What is a Business Line of Credit and How Does it Work?

What is a Business Line of Credit and How Does it Work?

Being one of the best places to go for business financing, a business line of credit gives you access to funds whenever your company needs a boost in financing.

Similar to a credit card, a business line of credit lets you withdraw funds when you need them. You also only get to pay interest on the total amount of money borrowed for your business.

What is a Business Line of Credit?

A business line of credit provides your company with a specific amount of funds that you can use to finance short-term operating expenses, such as payment of suppliers and meeting employees’ payroll.

This is usually provided by a bank or credit card institution.

You only pay interest on the cash withdrawn from your lender. You don’t pay interest on the money you leave in the bank untouched.

Generally, you will find out that a business line of credit stays open indefinitely, so you’d be able to draw from it as needed, without having to reapply for more financing.

The bottom line is that with a business line of credit, you have a revolving pool of capital at your disposal.

There are basically two (2) types of lines of credit for businesses:

  1. A secured line of credit
  2. An unsecured line of credit

Secured Line of Credit

The secured business line of credit will require your company to provide some form of collateral to secure financing.

Collateral typically comes in the form of an asset that the lender can take full ownership of and liquidate to pay off the debt settlement in the event of a default.

A secured line of credit offers lower interest rates to customers and more flexible payment terms. This type of line of credit is best for new companies that lack a financial history or the needed proven track record to qualify for an unsecured line of credit.

Basic Requirements:

To qualify for a secured business line of credit, you must meet the following basic requirements:

  1. You must be willing to provide some basic information that relates to both you and your company. Some of these include your name, valid address, the name and nature of your company, the start date of your company, total number of employees, the annual gross sales and cumulative profit of your company, and so on.
  2. Small business lenders may also require your company to have been in operation for a total certain number of years, as well as a minimum yearly revenue amount.
  3. Collateral that may include any of your company’s assets such as real estate or a certificate of deposit (CD).
  4. A good credit score for both you and your business.
  5. A good debt to credit ratio.
  6. You will also be needed to state what your company is going to be using the business line of credit for.

Unsecured Line of Credit

An unsecured business line of credit, on the other hand, can be obtained without collateral. This simply means that if your company happens to default on the financing, the lender will have no pledge securities to use to recoup any losses.

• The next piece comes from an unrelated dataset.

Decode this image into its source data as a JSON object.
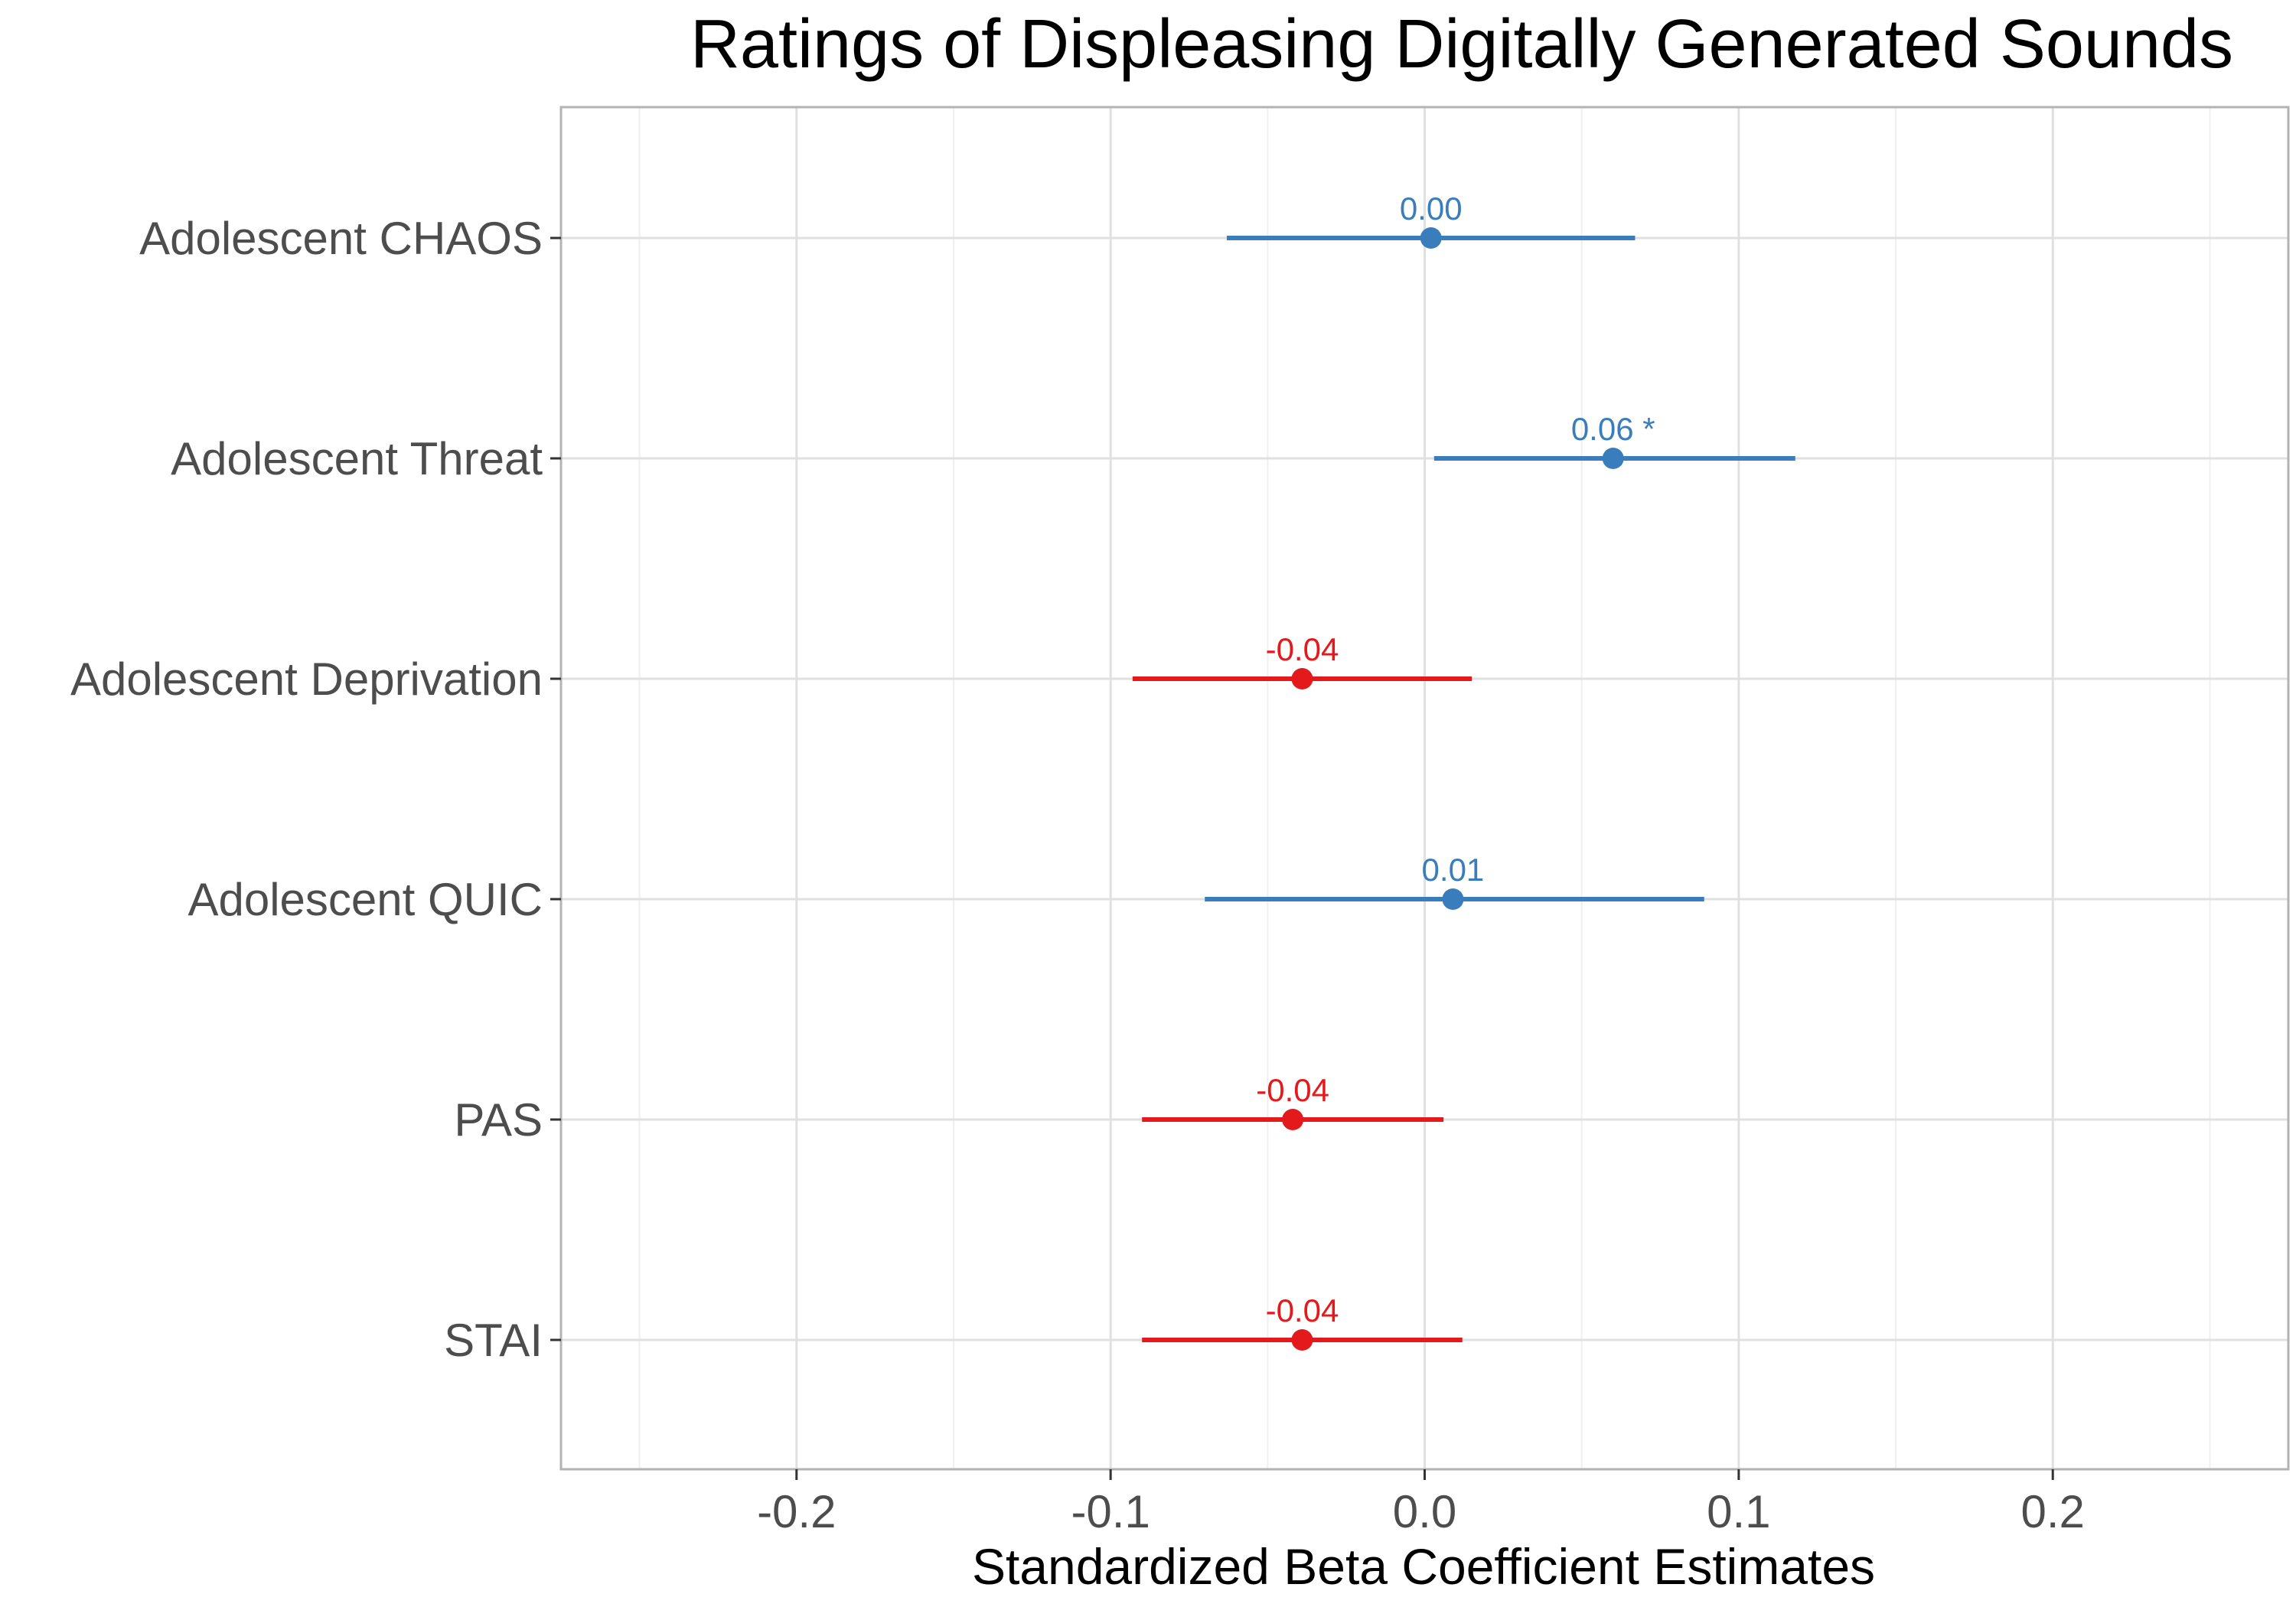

  • Now, this sounds risky on the part of lenders, but still, business line of credit lenders have unsecured credit lines to protect themselves by other means. Some of these include:
  • Providing lower credit limits to new customers
  • Charging higher rates on their business line of credit
  • Shortening the repayment or settlement period
  • Requiring a personal guarantee commitment

Note that an unsecured line of credit might also require a general lean on your assets, which in turn, gives them the right to seize all of your assets in case things don’t work out with your settlement.

How Does a Business Line of Credit Work?

A business line of credit is a lot like a credit card for your business. Thus, it’s best not to think of it as a business loan.

When you open a line of credit for your business, your bank or direct lender will usually start sending you a monthly statement showing you how much funds you’ve taken out so far, the total interest rate that is to be paid, and your borrowing limit.

The average accrued amount for a small business line of credit is usually around $100,000, and of course, this is totally dependent on your (the business owner’s individual circumstances, credit rating, the type of business you run, and the steady revenue your business generates, and so on.

Once you draw money from your lender, your business will usually have to start making a weekly or monthly payment to repay the line of credit, including interest payments.

Now, some banks have fees to set up a line of credit. They may also have additional fees such as transactional-based fees, and an annual fee.

Thus, this is something you will need to clarify with the lender of your choice.

Business Loan vs Line of Credit

The difference between a business line of credit and a typical small business loan wills down to flexibility.

A small business loan is best for large sum lump of investments in your company’s new equipment purchase, real estate, inventories, and other single expensive assets that your company will hold for a long period of time.

Small business loans usually have higher interest loans than lines of credit, and usually require that you secure them with some kind of personal guarantee or collateral.

On the other hand, a business line of credit is all about cash flow and investing back into your company.

So you can have access to funds at any time for your business, and only get to pay back that exact amount you took out.

Conclusion

When opting for a business line of credit, it’s always best you pay attention to what kind of credit line your bank or lender is generally offering you.

For instance, if your financial institution is asking you to fill out a UCC-1 financing statement, this simply means they would want to put a lean on your assets.

In such as case, you will need to consult with a lawyer to help you go over the terms of the agreement so you know exactly what you are signing, and what you may potentially have to give up.